Which is to say, I found it to be universally true in northwestern Europe that the presence of McDonald's in an area was a good thing for consumers, at least as long as you didn't actually eat at the McDonald's. The Golden Arches established a very positive price and quality bottom line in the marketplace. I mean, in my neighborhood in Amsterdam, there were maybe three American chain fast-food restaurants, including a McDonald's. There were also a couple hundred locally owned, independent cafes, restaurants, and food-serving bars within walking distance, and the worst of them were still pretty darn good. In towns with little or no competition from American fast food, the local restaurants had a much lower average of quality and value.

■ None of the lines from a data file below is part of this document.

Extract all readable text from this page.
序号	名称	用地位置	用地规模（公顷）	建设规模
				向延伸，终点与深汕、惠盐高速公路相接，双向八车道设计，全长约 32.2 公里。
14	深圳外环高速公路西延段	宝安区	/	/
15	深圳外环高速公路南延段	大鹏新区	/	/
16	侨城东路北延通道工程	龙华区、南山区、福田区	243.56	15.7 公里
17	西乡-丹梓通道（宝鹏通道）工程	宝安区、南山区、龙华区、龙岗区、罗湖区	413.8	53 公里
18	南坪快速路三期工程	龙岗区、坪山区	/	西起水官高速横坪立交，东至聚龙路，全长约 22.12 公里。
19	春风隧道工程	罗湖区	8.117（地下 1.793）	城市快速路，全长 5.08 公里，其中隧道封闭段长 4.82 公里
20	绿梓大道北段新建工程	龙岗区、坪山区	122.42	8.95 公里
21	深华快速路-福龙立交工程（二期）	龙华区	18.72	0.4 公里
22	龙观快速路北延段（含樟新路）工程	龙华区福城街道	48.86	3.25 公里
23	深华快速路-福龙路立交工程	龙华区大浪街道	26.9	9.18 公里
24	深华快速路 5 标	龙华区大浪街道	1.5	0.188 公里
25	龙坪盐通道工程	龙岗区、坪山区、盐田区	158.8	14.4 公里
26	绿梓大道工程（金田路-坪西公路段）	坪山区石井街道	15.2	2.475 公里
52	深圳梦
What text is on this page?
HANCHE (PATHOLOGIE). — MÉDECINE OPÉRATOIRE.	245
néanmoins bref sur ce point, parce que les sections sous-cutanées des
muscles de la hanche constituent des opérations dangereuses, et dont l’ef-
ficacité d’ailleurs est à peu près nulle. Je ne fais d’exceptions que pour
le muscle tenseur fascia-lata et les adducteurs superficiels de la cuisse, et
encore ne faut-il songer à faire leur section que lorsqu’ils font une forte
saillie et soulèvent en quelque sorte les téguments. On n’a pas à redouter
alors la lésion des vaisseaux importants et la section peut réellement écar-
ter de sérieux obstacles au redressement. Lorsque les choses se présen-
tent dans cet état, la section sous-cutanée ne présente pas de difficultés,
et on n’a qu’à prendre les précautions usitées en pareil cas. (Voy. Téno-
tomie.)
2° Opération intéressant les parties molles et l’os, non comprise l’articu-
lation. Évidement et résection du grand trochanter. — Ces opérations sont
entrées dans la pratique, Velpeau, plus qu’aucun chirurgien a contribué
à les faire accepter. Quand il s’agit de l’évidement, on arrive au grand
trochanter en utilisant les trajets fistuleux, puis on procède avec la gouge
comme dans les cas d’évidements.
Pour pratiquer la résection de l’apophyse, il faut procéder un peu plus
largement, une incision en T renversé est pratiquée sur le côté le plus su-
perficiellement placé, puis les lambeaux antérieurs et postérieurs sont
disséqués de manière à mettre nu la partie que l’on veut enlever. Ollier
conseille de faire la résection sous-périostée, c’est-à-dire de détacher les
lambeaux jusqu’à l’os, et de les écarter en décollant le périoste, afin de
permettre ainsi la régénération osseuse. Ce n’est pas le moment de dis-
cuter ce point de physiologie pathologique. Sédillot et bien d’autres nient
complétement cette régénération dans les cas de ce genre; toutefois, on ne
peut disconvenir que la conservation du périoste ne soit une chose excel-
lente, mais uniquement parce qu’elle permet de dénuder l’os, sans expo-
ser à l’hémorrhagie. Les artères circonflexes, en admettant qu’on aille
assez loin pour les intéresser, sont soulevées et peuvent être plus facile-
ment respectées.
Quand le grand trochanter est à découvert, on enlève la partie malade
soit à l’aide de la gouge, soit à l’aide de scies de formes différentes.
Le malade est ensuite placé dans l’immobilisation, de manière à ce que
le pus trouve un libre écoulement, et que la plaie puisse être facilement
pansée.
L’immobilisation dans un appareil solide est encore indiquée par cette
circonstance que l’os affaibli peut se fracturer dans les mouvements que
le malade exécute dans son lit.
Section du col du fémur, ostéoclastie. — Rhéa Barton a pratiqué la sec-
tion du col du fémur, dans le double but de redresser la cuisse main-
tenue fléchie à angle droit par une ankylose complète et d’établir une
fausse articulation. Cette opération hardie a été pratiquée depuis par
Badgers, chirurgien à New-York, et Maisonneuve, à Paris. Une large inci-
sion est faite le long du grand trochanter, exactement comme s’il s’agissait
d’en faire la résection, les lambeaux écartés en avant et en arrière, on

And although I'm a total book-nut, I've also come around on the big-box bookstores. I used to spend hours in Baxter's Books in downtown Minneapolis as a teenager and a young man. Best bookstore in the upper Midwest. Compared to the mall bookstores of the 1980s and early '90s, it was like book heaven. Wide selection, thoughtful salespeople, always on the lookout for the quirky novels and oddball histories and whatnot that the little bestseller stands in the airport would never touch. I was really upset when the encroachment of Border's and Barnes and Noble finally made Mr. Baxter give up before being driven completely out of business.

But it turns out that my local big-B bookstore has a much wider selection, carries more copies of even the most obscure books, and pays its staff higher wages with better bennies than Baxter's. When I order a book from my local big-B store, I get it in two days, not the two weeks it often took at Baxter's, but that's hardly ever an issue, since unlike Baxter's my big-B store almost never doesn't have a book I'm looking for. So, you know, I feel badly for Mr. Baxter, who was a wonderful gentleman, but the truth is the stores that replaced his are simply better bookstores.

Of course, all that said, the increasing proliferation of non-fast-food restaurant chains, your Champ's and Bennigan's and Olive Gardens and whatnot, really does bother me. The food tends to be quite poor, and the prices too high for the quality, and unlike McD's these chains do drive good local alternatives out of business. So I'm deeply ambivalent, but my experience is such that I can't condemn every instance of homogenous chain proliferation. Sometimes, as with McDonald's and the big-box bookstores, it's can actually be a very good thing.